Jan
17
(2006)
New DOM/CSS Inspector in Safari
Filed under: Uncategorized. Tags: developmenttools, safari.
Dave Hyatt Tim Hatcher announced last night that the latest nightly builds of Safari now include a new tool for web developers to view DOM and CSS elements/attributes on a web page. I tried it last night, and it’s excellent – even better than the one built into Firefox. You just right-click anywhere on a page, and a contextual menu item will let you “Inspect Element”. This is perhaps more intuitive than Firefox’s “enter a new mode, then click somewhere on the inspected page” method of visually selecting an element to inspect.
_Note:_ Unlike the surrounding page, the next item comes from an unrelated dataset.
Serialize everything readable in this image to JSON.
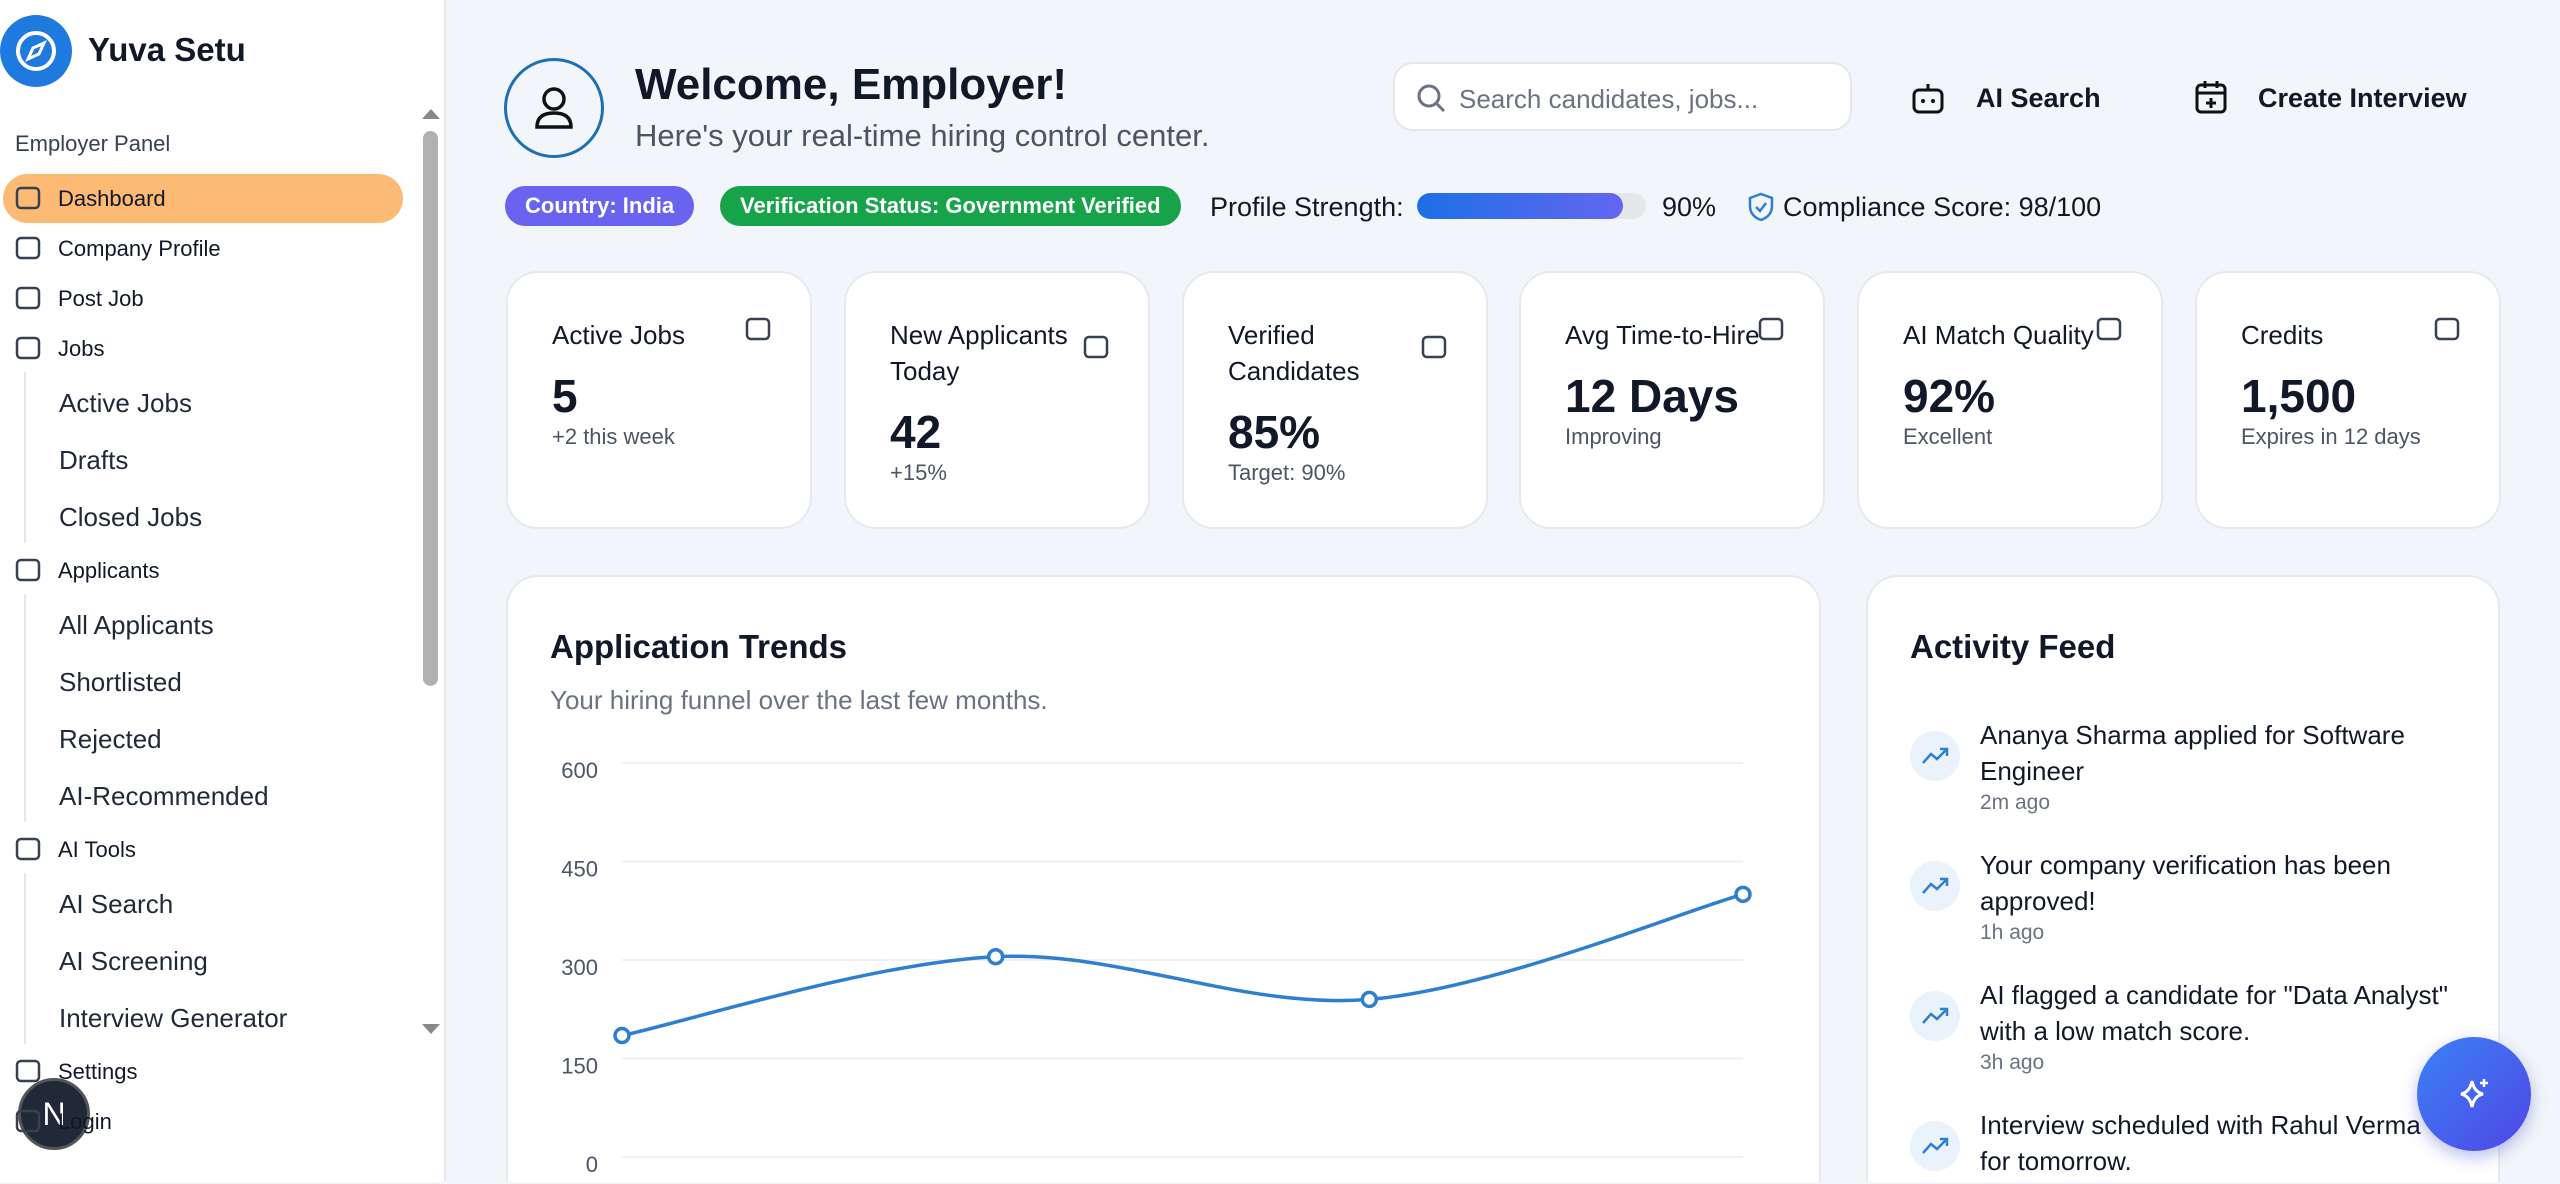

Here’s a screenshot of the fancy new inspector, being used to debug a CSS problem I was having with the text in the header of my blog:

Update: I spaced on the author of the post. I guess I still think of the WebKit blog as Dave’s old Surfin’ Safari blog. It ain’t, and there are multiple authors on the new WebKit blog. Oops.


Doh! Thanks for the correction, Mark! I was still thinking of the WebKit blog as Surfin’ Safari, which was All Dave, All The Time. But of course that isn’t the case on the new WebKit project blog. My bad. I’ve corrected the post for the sake of Google.
A slight correction — the post about the Web Inspector was by Tim Hatcher, also known as “xenon”. He’s a relatively new member of the WebKit/Safari team at Apple and was responsible for most of the implementation of the new Web Inspector feature.